One of the personality traits I value most in successful product managers is they are inherently truth seekers. Truth seekers have a strong bias towards discovering the truth being their primary motivation and what ultimately guides their decision-making. It takes incredible humility and curiosity to embody this trait, but when it exists, the benefits are felt throughout the entire R&D team.

When a truth seeker is having a discussion with a product manager, designer, or engineer and hears an opposing viewpoint, they start by listening carefully to understand it. They seek to discover the proof points and data points behind the viewpoint. Only then do they start to defend their own viewpoint, but with a focus on articulating the proof points behind their own viewpoint to elicit a discussion on the various merits of the opposing views.
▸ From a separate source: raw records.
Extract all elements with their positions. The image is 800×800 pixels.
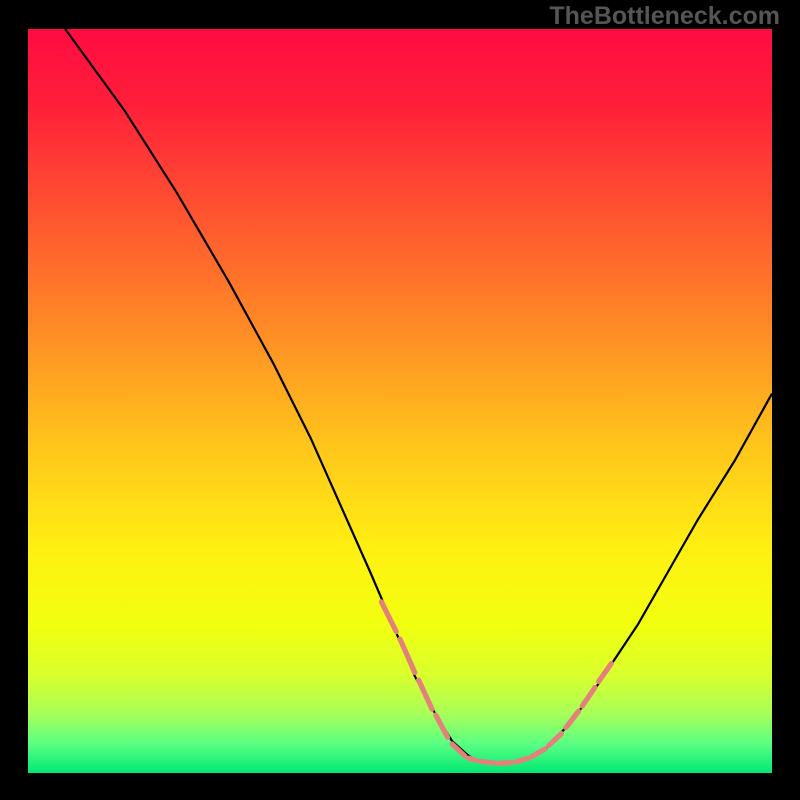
watermark-text: TheBottleneck.com	[549, 2, 780, 31]
dash-segment	[480, 761, 493, 762]
dash-segment	[468, 758, 475, 760]
dash-segment	[498, 763, 511, 764]
plot-svg	[28, 29, 772, 773]
gradient-bg	[28, 29, 772, 773]
dash-segment	[516, 758, 529, 762]
plot-area	[28, 29, 772, 773]
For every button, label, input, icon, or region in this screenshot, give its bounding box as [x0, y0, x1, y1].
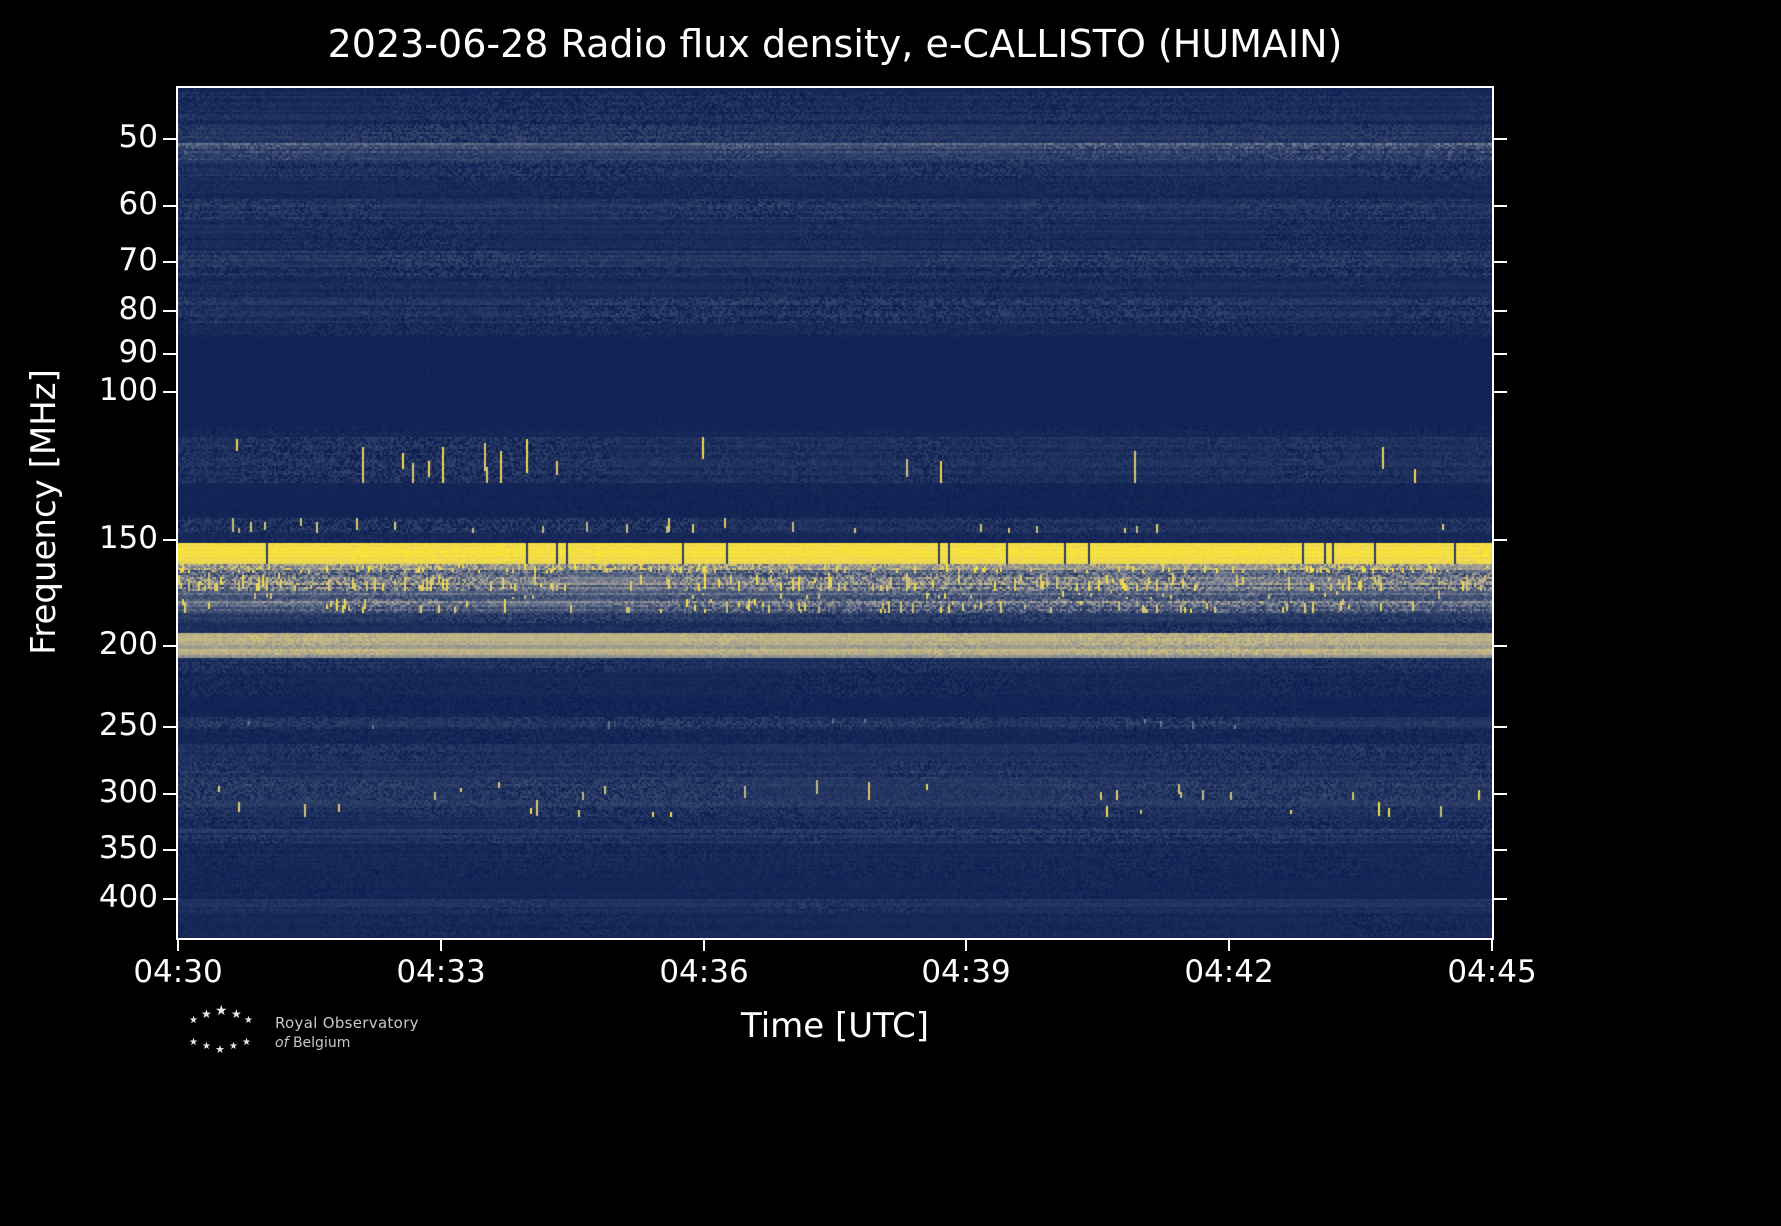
y-tick — [163, 260, 176, 263]
x-tick-label: 04:39 — [921, 954, 1011, 990]
y-tick-label: 400 — [98, 879, 158, 916]
x-tick-label: 04:42 — [1184, 954, 1274, 990]
star-icon: ★ — [244, 1015, 253, 1026]
star-icon: ★ — [189, 1015, 198, 1026]
star-icon: ★ — [215, 1043, 225, 1056]
y-tick — [163, 204, 176, 207]
y-tick-label: 300 — [98, 773, 158, 810]
star-icon: ★ — [189, 1037, 198, 1048]
x-tick-label: 04:30 — [133, 954, 223, 990]
y-tick — [163, 539, 176, 542]
logo-text-belgium: Belgium — [292, 1035, 351, 1051]
logo-text-of: of — [275, 1035, 289, 1051]
rob-logo: ★ ★ ★ ★ ★ ★ ★ ★ ★ ★ Royal Observatory of… — [183, 1002, 483, 1074]
x-tick — [177, 938, 179, 951]
x-tick — [965, 938, 967, 951]
y-tick — [163, 792, 176, 795]
y-tick-label: 70 — [118, 241, 158, 278]
y-tick — [163, 137, 176, 140]
y-tick — [163, 898, 176, 901]
y-tick-label: 100 — [98, 372, 158, 409]
star-icon: ★ — [215, 1003, 228, 1019]
y-tick-right — [1494, 260, 1507, 263]
y-tick — [163, 391, 176, 394]
y-tick-right — [1494, 539, 1507, 542]
x-axis-label: Time [UTC] — [741, 1006, 929, 1046]
y-axis-label: Frequency [MHz] — [24, 369, 64, 655]
star-icon: ★ — [201, 1007, 212, 1021]
y-tick-right — [1494, 204, 1507, 207]
y-tick-label: 350 — [98, 830, 158, 867]
y-tick-label: 250 — [98, 707, 158, 744]
star-icon: ★ — [229, 1041, 238, 1052]
y-tick-label: 60 — [118, 185, 158, 222]
chart-title: 2023-06-28 Radio flux density, e-CALLIST… — [327, 22, 1343, 66]
star-icon: ★ — [231, 1007, 242, 1021]
y-tick-right — [1494, 309, 1507, 312]
y-tick-right — [1494, 391, 1507, 394]
star-icon: ★ — [242, 1037, 251, 1048]
y-tick-right — [1494, 352, 1507, 355]
x-tick-label: 04:45 — [1447, 954, 1537, 990]
y-tick — [163, 352, 176, 355]
y-tick-right — [1494, 849, 1507, 852]
x-tick-label: 04:36 — [659, 954, 749, 990]
y-tick-right — [1494, 726, 1507, 729]
y-tick-label: 80 — [118, 290, 158, 327]
y-tick-right — [1494, 792, 1507, 795]
logo-text: Royal Observatory of Belgium — [275, 1014, 419, 1051]
y-tick-label: 150 — [98, 520, 158, 557]
y-tick-label: 50 — [118, 118, 158, 155]
y-tick-right — [1494, 137, 1507, 140]
plot-frame — [176, 86, 1494, 940]
y-tick-label: 90 — [118, 333, 158, 370]
y-tick — [163, 644, 176, 647]
y-tick — [163, 309, 176, 312]
y-tick-right — [1494, 644, 1507, 647]
y-tick — [163, 849, 176, 852]
y-tick — [163, 726, 176, 729]
x-tick-label: 04:33 — [396, 954, 486, 990]
x-tick — [440, 938, 442, 951]
star-icon: ★ — [202, 1041, 211, 1052]
x-tick — [1228, 938, 1230, 951]
x-tick — [1491, 938, 1493, 951]
x-tick — [703, 938, 705, 951]
spectrogram-canvas — [178, 88, 1492, 938]
logo-text-line2: of Belgium — [275, 1035, 419, 1051]
logo-text-line1: Royal Observatory — [275, 1014, 419, 1032]
y-tick-label: 200 — [98, 625, 158, 662]
y-tick-right — [1494, 898, 1507, 901]
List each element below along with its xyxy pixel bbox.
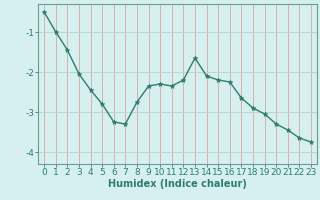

When it's still unclear on an approach to take, they ask if there are any expediant ways to discover the truth through further research or follow-up.

This has the benefit of making everyone on the team feel heard and understood, an important aspect of building strong rapport with the team. It also sets the tone for how an ideal decision-making discussion should happen, with opposing viewpoints being defended through data points that individuals bring to bear.

Keep in mind that you'll often be making decisions without the luxury of hard data to defend it. And that's fine. But it's important to remember when you are leveraging gut, or more specifically product instinct, you are in fact leveraging data in the form of patterns you've discovered in the past. And a truth seeker is great at articulating those patterns that are driving their product instinct, enabling them to defend their viewpoints better, educate the team on why they have a specific view, as well as re-calibrate their product instinct as they learn and see cases where it has failed. They also understand that their product instinct was built on the patterns they've had a chance to observe, so they are always seeking new experiences to increase their exposure to more patterns.

A truth seeker focuses on celebrating not only classic team wins, but also when new truths are discovered. They see these team learnings as absolutely critical to improving the capabilities of the team, even when those learnings come from failure. They don't directly celebrate failure, but celebrate the leverageable learnings that will drive future decision-making.

It's equally important to callout what a truth seeker is not. They can't have an ego to be effective, they can't be focused on always being right, and they can't be worried about how what they are saying will look to others.